In this paper, we study norm-based regularization methods for neural networks. We compare existing penalization approaches and introduce two regularization strategies that extend classical ridge- and lasso-type penalties to neural network models. The first strategy modifies weight decay by incorporating the covariance structure of the input features into a ridge-type \ell_2 penalty, allowing regularization to account for feature dependence. The second combines an \ell_1 sparsity penalty with covariance-aware \ell_2 regularization, producing neural network weights that are both sparse and structurally informed.

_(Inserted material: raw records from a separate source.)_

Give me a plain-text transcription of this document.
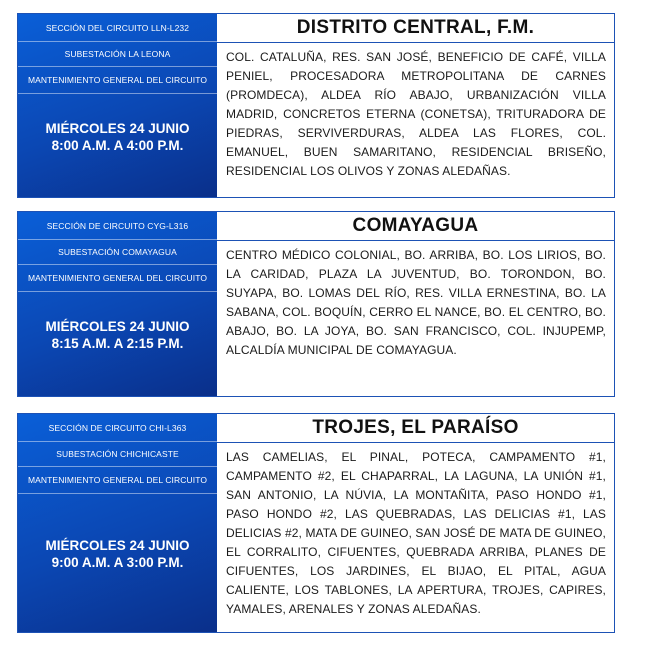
SECCIÓN DEL CIRCUITO LLN-L232
SUBESTACIÓN LA LEONA
MANTENIMIENTO GENERAL DEL CIRCUITO
MIÉRCOLES 24 JUNIO
8:00 A.M. A 4:00 P.M.
DISTRITO CENTRAL, F.M.
COL. CATALUÑA, RES. SAN JOSÉ, BENEFICIO DE CAFÉ, VILLA PENIEL, PROCESADORA METROPOLITANA DE CARNES (PROMDECA), ALDEA RÍO ABAJO, URBANIZACIÓN VILLA MADRID, CONCRETOS ETERNA (CONETSA), TRITURADORA DE PIEDRAS, SERVIVERDURAS, ALDEA LAS FLORES, COL. EMANUEL, BUEN SAMARITANO, RESIDENCIAL BRISEÑO, RESIDENCIAL LOS OLIVOS Y ZONAS ALEDAÑAS.
SECCIÓN DE CIRCUITO CYG-L316
SUBESTACIÓN COMAYAGUA
MANTENIMIENTO GENERAL DEL CIRCUITO
MIÉRCOLES 24 JUNIO
8:15 A.M. A 2:15 P.M.
COMAYAGUA
CENTRO MÉDICO COLONIAL, BO. ARRIBA, BO. LOS LIRIOS, BO. LA CARIDAD, PLAZA LA JUVENTUD, BO. TORONDON, BO. SUYAPA, BO. LOMAS DEL RÍO, RES. VILLA ERNESTINA, BO. LA SABANA, COL. BOQUÍN, CERRO EL NANCE, BO. EL CENTRO, BO. ABAJO, BO. LA JOYA, BO. SAN FRANCISCO, COL. INJUPEMP, ALCALDÍA MUNICIPAL DE COMAYAGUA.
SECCIÓN DE CIRCUITO CHI-L363
SUBESTACIÓN CHICHICASTE
MANTENIMIENTO GENERAL DEL CIRCUITO
MIÉRCOLES 24 JUNIO
9:00 A.M. A 3:00 P.M.
TROJES, EL PARAÍSO
LAS CAMELIAS, EL PINAL, POTECA, CAMPAMENTO #1, CAMPAMENTO #2, EL CHAPARRAL, LA LAGUNA, LA UNIÓN #1, SAN ANTONIO, LA NÚVIA, LA MONTAÑITA, PASO HONDO #1, PASO HONDO #2, LAS QUEBRADAS, LAS DELICIAS #1, LAS DELICIAS #2, MATA DE GUINEO, SAN JOSÉ DE MATA DE GUINEO, EL CORRALITO, CIFUENTES, QUEBRADA ARRIBA, PLANES DE CIFUENTES, LOS JARDINES, EL BIJAO, EL PITAL, AGUA CALIENTE, LOS TABLONES, LA APERTURA, TROJES, CAPIRES, YAMALES, ARENALES Y ZONAS ALEDAÑAS.
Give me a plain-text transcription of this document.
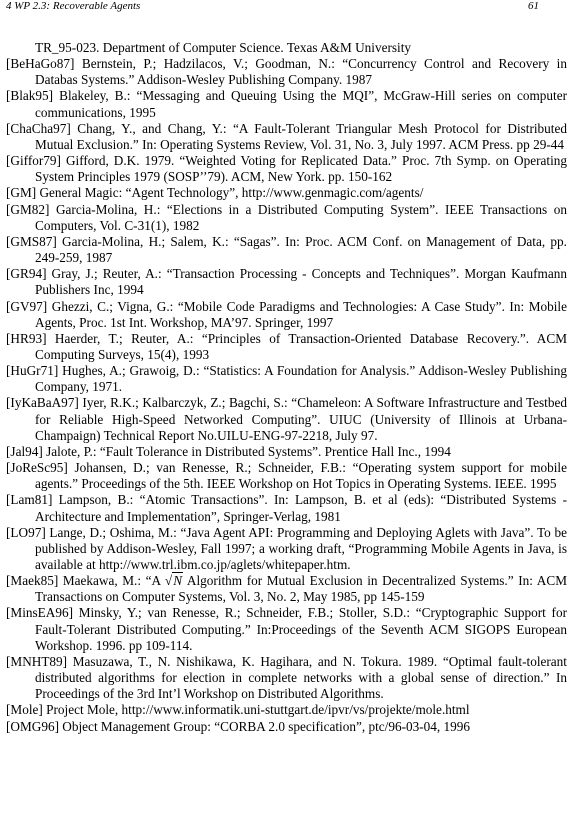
4 WP 2.3: Recoverable Agents	61

TR_95-023. Department of Computer Science. Texas A&M University

[BeHaGo87] Bernstein, P.; Hadzilacos, V.; Goodman, N.: “Concurrency Control and Recovery in Databas Systems.” Addison-Wesley Publishing Company. 1987

[Blak95] Blakeley, B.: “Messaging and Queuing Using the MQI”, McGraw-Hill series on computer communications, 1995

[ChaCha97] Chang, Y., and Chang, Y.: “A Fault-Tolerant Triangular Mesh Protocol for Distributed Mutual Exclusion.” In: Operating Systems Review, Vol. 31, No. 3, July 1997. ACM Press. pp 29-44

[Giffor79] Gifford, D.K. 1979. “Weighted Voting for Replicated Data.” Proc. 7th Symp. on Operating System Principles 1979 (SOSP’’79). ACM, New York. pp. 150-162

[GM] General Magic: “Agent Technology”, http://www.genmagic.com/agents/

[GM82] Garcia-Molina, H.: “Elections in a Distributed Computing System”. IEEE Transactions on Computers, Vol. C-31(1), 1982

[GMS87] Garcia-Molina, H.; Salem, K.: “Sagas”. In: Proc. ACM Conf. on Management of Data, pp. 249-259, 1987

[GR94] Gray, J.; Reuter, A.: “Transaction Processing - Concepts and Techniques”. Morgan Kaufmann Publishers Inc, 1994

[GV97] Ghezzi, C.; Vigna, G.: “Mobile Code Paradigms and Technologies: A Case Study”. In: Mobile Agents, Proc. 1st Int. Workshop, MA’97. Springer, 1997

[HR93] Haerder, T.; Reuter, A.: “Principles of Transaction-Oriented Database Recovery.”. ACM Computing Surveys, 15(4), 1993

[HuGr71] Hughes, A.; Grawoig, D.: “Statistics: A Foundation for Analysis.” Addison-Wesley Publishing Company, 1971.

[IyKaBaA97] Iyer, R.K.; Kalbarczyk, Z.; Bagchi, S.: “Chameleon: A Software Infrastructure and Testbed for Reliable High-Speed Networked Computing”. UIUC (University of Illinois at Urbana-Champaign) Technical Report No.UILU-ENG-97-2218, July 97.

[Jal94] Jalote, P.: “Fault Tolerance in Distributed Systems”. Prentice Hall Inc., 1994

[JoReSc95] Johansen, D.; van Renesse, R.; Schneider, F.B.: “Operating system support for mobile agents.” Proceedings of the 5th. IEEE Workshop on Hot Topics in Operating Systems. IEEE. 1995

[Lam81] Lampson, B.: “Atomic Transactions”. In: Lampson, B. et al (eds): “Distributed Systems - Architecture and Implementation”, Springer-Verlag, 1981

[LO97] Lange, D.; Oshima, M.: “Java Agent API: Programming and Deploying Aglets with Java”. To be published by Addison-Wesley, Fall 1997; a working draft, “Programming Mobile Agents in Java, is available at http://www.trl.ibm.co.jp/aglets/whitepaper.htm.

[Maek85] Maekawa, M.: “A √N Algorithm for Mutual Exclusion in Decentralized Systems.” In: ACM Transactions on Computer Systems, Vol. 3, No. 2, May 1985, pp 145-159

[MinsEA96] Minsky, Y.; van Renesse, R.; Schneider, F.B.; Stoller, S.D.: “Cryptographic Support for Fault-Tolerant Distributed Computing.” In:Proceedings of the Seventh ACM SIGOPS European Workshop. 1996. pp 109-114.

[MNHT89] Masuzawa, T., N. Nishikawa, K. Hagihara, and N. Tokura. 1989. “Optimal fault-tolerant distributed algorithms for election in complete networks with a global sense of direction.” In Proceedings of the 3rd Int’l Workshop on Distributed Algorithms.

[Mole] Project Mole, http://www.informatik.uni-stuttgart.de/ipvr/vs/projekte/mole.html

[OMG96] Object Management Group: “CORBA 2.0 specification”, ptc/96-03-04, 1996
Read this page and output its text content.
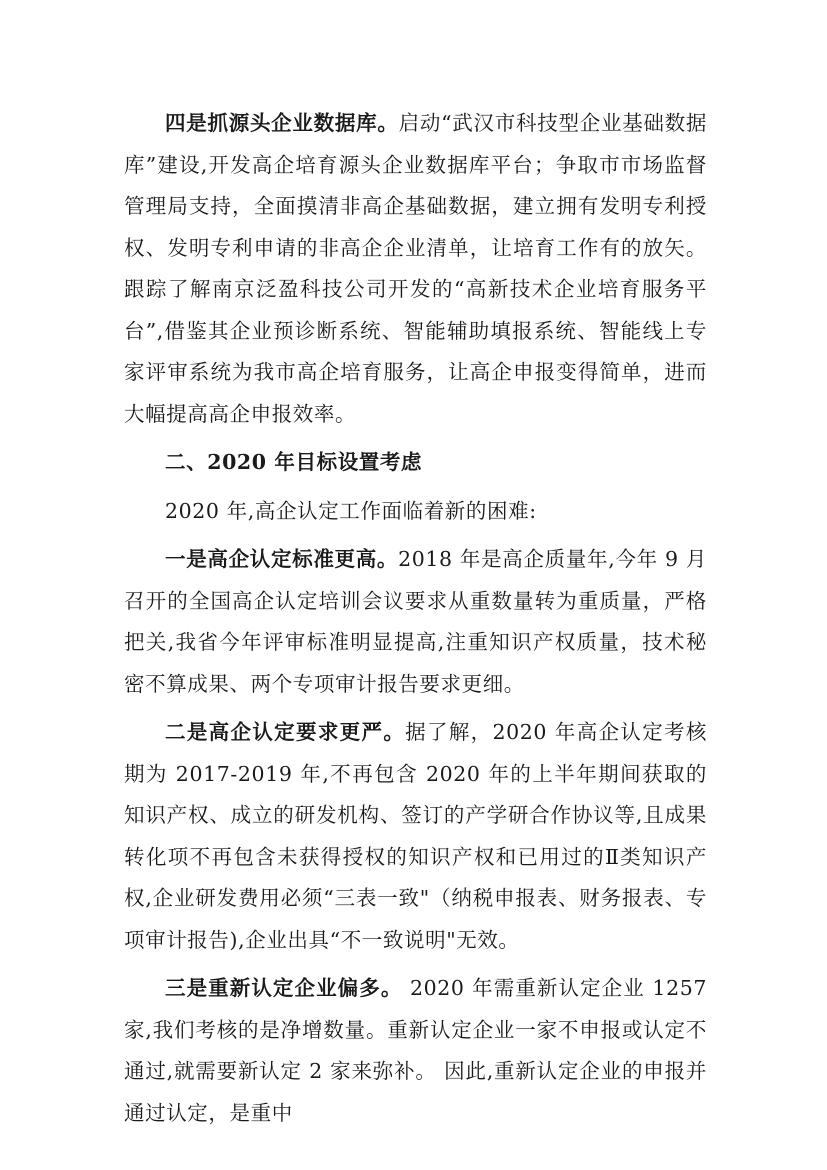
四是抓源头企业数据库。启动“武汉市科技型企业基础数据库”建设,开发高企培育源头企业数据库平台；争取市市场监督管理局支持，全面摸清非高企基础数据，建立拥有发明专利授权、发明专利申请的非高企企业清单，让培育工作有的放矢。跟踪了解南京泛盈科技公司开发的“高新技术企业培育服务平台”,借鉴其企业预诊断系统、智能辅助填报系统、智能线上专家评审系统为我市高企培育服务，让高企申报变得简单，进而大幅提高高企申报效率。

二、2020 年目标设置考虑

2020 年,高企认定工作面临着新的困难:

一是高企认定标准更高。2018 年是高企质量年,今年 9 月召开的全国高企认定培训会议要求从重数量转为重质量，严格把关,我省今年评审标准明显提高,注重知识产权质量，技术秘密不算成果、两个专项审计报告要求更细。

二是高企认定要求更严。据了解，2020 年高企认定考核期为 2017-2019 年,不再包含 2020 年的上半年期间获取的知识产权、成立的研发机构、签订的产学研合作协议等,且成果转化项不再包含未获得授权的知识产权和已用过的Ⅱ类知识产权,企业研发费用必须“三表一致"（纳税申报表、财务报表、专项审计报告),企业出具“不一致说明"无效。

三是重新认定企业偏多。 2020 年需重新认定企业 1257 家,我们考核的是净增数量。重新认定企业一家不申报或认定不通过,就需要新认定 2 家来弥补。 因此,重新认定企业的申报并通过认定，是重中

Monte Carlo simulations are used to evaluate these methods under different data-generating settings, followed by two real-data applications on building cooling-load prediction and leukemia cell-type classification from high-dimensional gene expression data. Across simulated and real-data examples, the proposed regularizers improve predictive performance on unseen data and provide more effective complexity control than standard norm-based penalties, particularly when features are correlated or high-dimensional.